III. Conclusion In light of the foregoing, IT IS HEREBY ORDERED: A. The Motion to Seal (ECF No. 30) is DENIED in its entirety; B. To the extent redactions of the Petition are required in
accordance with footnote two, such proposed redactions shall be submitted to the Court no later than May 6, 2025; C. If no submission is received by May 6, 2025, all documents filed at ECF Nos. 30 and 31 will be UNSEALED on May 7, 2025. IT IS FURTHER ORDERED, upon careful review of the parties’ proposed settlement and all documents submitted in support of such settlement (ECF Nos. 31-1 to 31-7), the Court finds the settlement, including the attorney fee allocations, to be both “fair and reasonable,” see Cai v.
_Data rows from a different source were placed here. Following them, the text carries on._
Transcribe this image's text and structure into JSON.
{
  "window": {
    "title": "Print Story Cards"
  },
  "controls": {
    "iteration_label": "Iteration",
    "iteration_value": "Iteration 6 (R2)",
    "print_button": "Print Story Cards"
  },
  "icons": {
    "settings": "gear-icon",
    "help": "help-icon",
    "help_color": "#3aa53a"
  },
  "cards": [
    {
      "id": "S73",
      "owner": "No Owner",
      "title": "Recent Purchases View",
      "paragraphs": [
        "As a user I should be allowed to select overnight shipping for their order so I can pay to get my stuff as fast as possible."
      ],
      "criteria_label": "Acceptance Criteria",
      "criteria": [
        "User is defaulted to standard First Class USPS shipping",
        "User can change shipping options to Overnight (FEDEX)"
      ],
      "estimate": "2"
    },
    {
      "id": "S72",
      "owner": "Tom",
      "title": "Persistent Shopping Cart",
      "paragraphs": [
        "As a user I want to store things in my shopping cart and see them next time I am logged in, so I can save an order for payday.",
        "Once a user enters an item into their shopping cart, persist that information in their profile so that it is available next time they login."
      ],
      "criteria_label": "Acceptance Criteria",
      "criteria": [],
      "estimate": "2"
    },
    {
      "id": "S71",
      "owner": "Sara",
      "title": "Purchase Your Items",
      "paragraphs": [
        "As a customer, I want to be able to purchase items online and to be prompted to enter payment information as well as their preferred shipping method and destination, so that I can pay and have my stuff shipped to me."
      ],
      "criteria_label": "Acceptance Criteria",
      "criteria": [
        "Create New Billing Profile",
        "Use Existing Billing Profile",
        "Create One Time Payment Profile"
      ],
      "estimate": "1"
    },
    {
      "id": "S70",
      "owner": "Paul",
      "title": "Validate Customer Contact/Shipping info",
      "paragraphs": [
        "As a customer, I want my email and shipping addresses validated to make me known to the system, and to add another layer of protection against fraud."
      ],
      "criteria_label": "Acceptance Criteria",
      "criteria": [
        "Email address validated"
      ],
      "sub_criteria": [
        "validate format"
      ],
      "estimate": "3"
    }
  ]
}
Cream-O-Land Dairies, LLC, No. 20-CV-1053, 2021 WL 7210785, at *2 (E.D.N.Y. Jan. 25, 2021), and
accordingly GRANTS the parties’ Joint Petition for Approval of Wrongful Death Settlement (ECF No. 31-2). The Order Approving Settlement will be docketed separately on May 7, 2025.
SO ORDERED.
/s/ JOANNA SEYBERT Joanna Seybert, U.S.D.J.